The first part of that is naming it, naming that darkness. So if you’d like to open your laptops or a piece of paper, if you have it, or your phone, and write down something that you’re dealing with right now. You can write down a code name. If you haven’t any paper with you, if you can just think about that and bear that in mind as we go through the exercises. Because what happens when we are faced with this change is we lose sight of the fact that life is change and we lose sight of the fact that this is what it’s all about.

And when that happens, we get that feeling of out of control and we crave for that sense of normality.
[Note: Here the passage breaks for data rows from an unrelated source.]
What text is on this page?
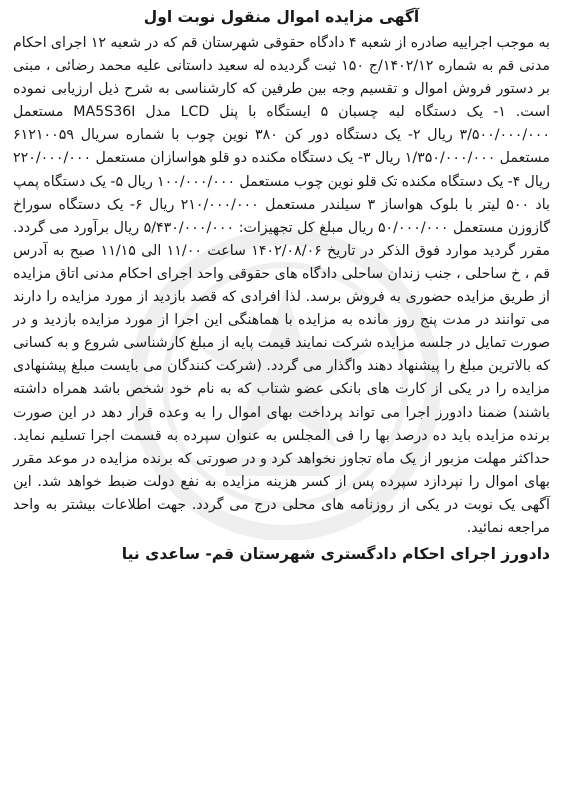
آگهی مزایده اموال منقول نوبت اول

به موجب اجراییه صادره از شعبه ۴ دادگاه حقوقی شهرستان قم که در شعبه ۱۲ اجرای احکام مدنی قم به شماره ۱۴۰۲/۱۲/ج ۱۵۰ ثبت گردیده له سعید داستانی علیه محمد رضائی ، مبنی بر دستور فروش اموال و تقسیم وجه بین طرفین که کارشناسی به شرح ذیل ارزیابی نموده است. ۱- یک دستگاه لبه چسبان ۵ ایستگاه با پنل LCD مدل MA5S36I مستعمل ۳/۵۰۰/۰۰۰/۰۰۰ ریال ۲- یک دستگاه دور کن ۳۸۰ نوین چوب با شماره سریال ۶۱۲۱۰۰۵۹ مستعمل ۱/۳۵۰/۰۰۰/۰۰۰ ریال ۳- یک دستگاه مکنده دو قلو هواسازان مستعمل ۲۲۰/۰۰۰/۰۰۰ ریال ۴- یک دستگاه مکنده تک قلو نوین چوب مستعمل ۱۰۰/۰۰۰/۰۰۰ ریال ۵- یک دستگاه پمپ باد ۵۰۰ لیتر با بلوک هواساز ۳ سیلندر مستعمل ۲۱۰/۰۰۰/۰۰۰ ریال ۶- یک دستگاه سوراخ گازوزن مستعمل ۵۰/۰۰۰/۰۰۰ ریال مبلغ کل تجهیزات: ۵/۴۳۰/۰۰۰/۰۰۰ ریال برآورد می گردد. مقرر گردید موارد فوق الذکر در تاریخ ۱۴۰۲/۰۸/۰۶ ساعت ۱۱/۰۰ الی ۱۱/۱۵ صبح به آدرس قم ، خ ساحلی ، جنب زندان ساحلی دادگاه های حقوقی واحد اجرای احکام مدنی اتاق مزایده از طریق مزایده حضوری به فروش برسد. لذا افرادی که قصد بازدید از مورد مزایده را دارند می توانند در مدت پنج روز مانده به مزایده با هماهنگی این اجرا از مورد مزایده بازدید و در صورت تمایل در جلسه مزایده شرکت نمایند قیمت پایه از مبلغ کارشناسی شروع و به کسانی که بالاترین مبلغ را پیشنهاد دهند واگذار می گردد. (شرکت کنندگان می بایست مبلغ پیشنهادی مزایده را در یکی از کارت های بانکی عضو شتاب که به نام خود شخص باشد همراه داشته باشند) ضمنا دادورز اجرا می تواند پرداخت بهای اموال را به وعده قرار دهد در این صورت برنده مزایده باید ده درصد بها را فی المجلس به عنوان سپرده به قسمت اجرا تسلیم نماید. حداکثر مهلت مزبور از یک ماه تجاوز نخواهد کرد و در صورتی که برنده مزایده در موعد مقرر بهای اموال را نپردازد سپرده پس از کسر هزینه مزایده به نفع دولت ضبط خواهد شد. این آگهی یک نوبت در یکی از روزنامه های محلی درج می گردد. جهت اطلاعات بیشتر به واحد مراجعه نمائید.

دادورز اجرای احکام دادگستری شهرستان قم- ساعدی نیا
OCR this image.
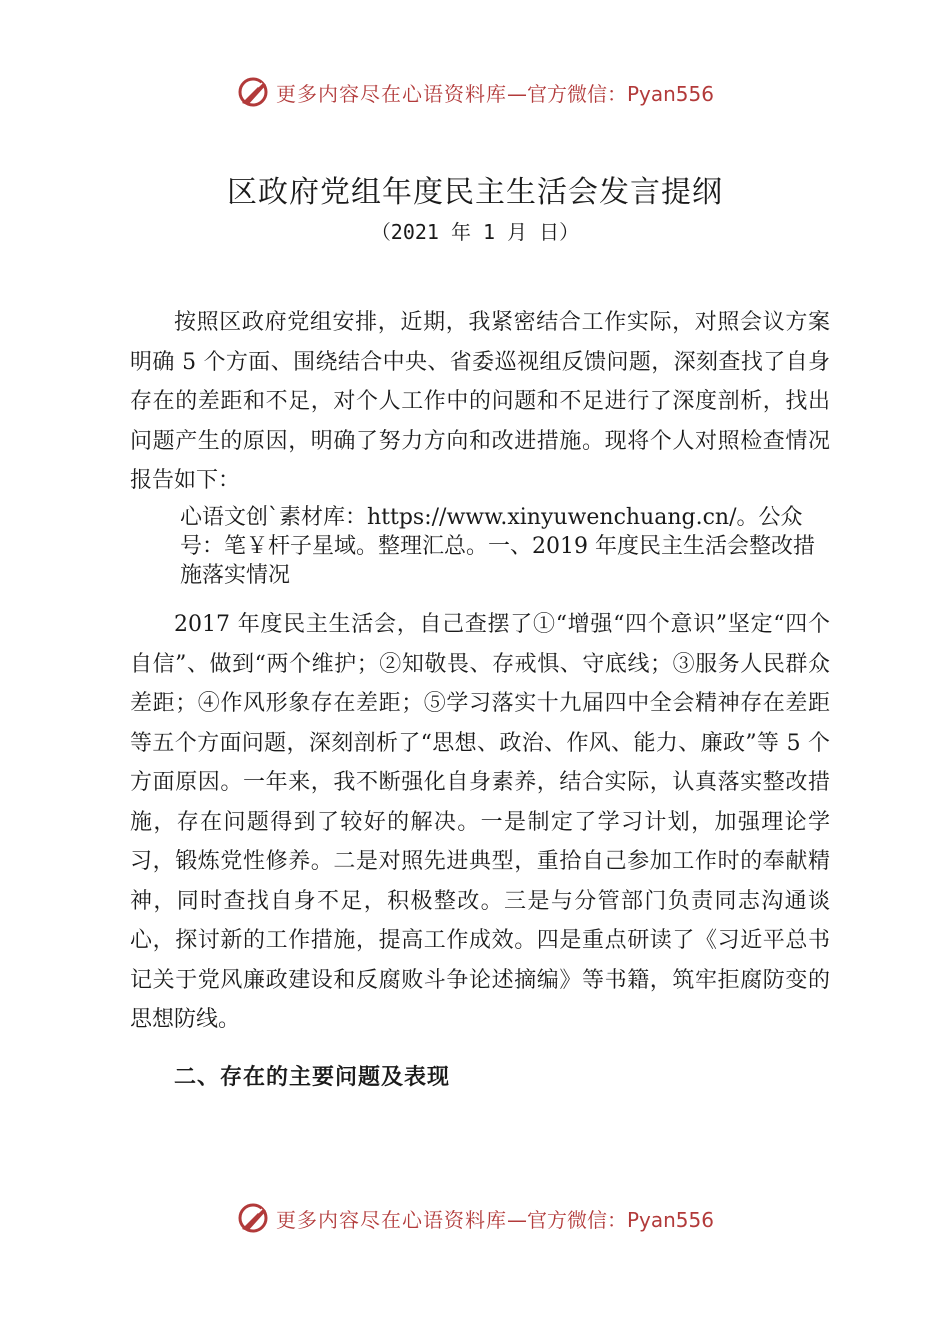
更多内容尽在心语资料库 —官方微信：Pyan556
区政府党组年度民主生活会发言提纲
（2021 年 1 月 日）

按照区政府党组安排，近期，我紧密结合工作实际，对照会议方案明确 5 个方面、围绕结合中央、省委巡视组反馈问题，深刻查找了自身存在的差距和不足，对个人工作中的问题和不足进行了深度剖析，找出问题产生的原因，明确了努力方向和改进措施。现将个人对照检查情况报告如下：

心语文创`素材库：https://www.xinyuwenchuang.cn/。公众号：笔￥杆子星域。整理汇总。一、2019 年度民主生活会整改措施落实情况

2017 年度民主生活会，自己查摆了①“增强“四个意识”坚定“四个自信”、做到“两个维护；②知敬畏、存戒惧、守底线；③服务人民群众差距；④作风形象存在差距；⑤学习落实十九届四中全会精神存在差距等五个方面问题，深刻剖析了“思想、政治、作风、能力、廉政”等 5 个方面原因。一年来，我不断强化自身素养，结合实际，认真落实整改措施，存在问题得到了较好的解决。一是制定了学习计划，加强理论学习，锻炼党性修养。二是对照先进典型，重拾自己参加工作时的奉献精神，同时查找自身不足，积极整改。三是与分管部门负责同志沟通谈心，探讨新的工作措施，提高工作成效。四是重点研读了《习近平总书记关于党风廉政建设和反腐败斗争论述摘编》等书籍，筑牢拒腐防变的思想防线。

二、存在的主要问题及表现
更多内容尽在心语资料库 —官方微信：Pyan556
And to give you an idea of why I talk about things like that, I suppose I’d better introduce myself a little bit. Five years ago, I was worried I had just had a little baby. I was on maternity leave and I was worried about going back to work.

How would I be perceived at work? What had happened with the team while I was away? Maybe I’d be overlooked now for promotion prospects because I couldn’t commit in the same way as I had done earlier. I was worried about the commute up and down and the crush, and leaving at 5 o’clock, thinking, god, maybe people think I’m on a half day when I leave at 5 o’clock. And then I got a diagnosis of aggressive breast cancer, and I wasn’t so worried about the commutes then at that stage. So what you can do in those situations, you freak out, as you do. You cry, as you do.

But then there’s no way out but through it. You get on with the treatment. You do what you’re told. You kind of give up those choices and that control, and that’s part of it.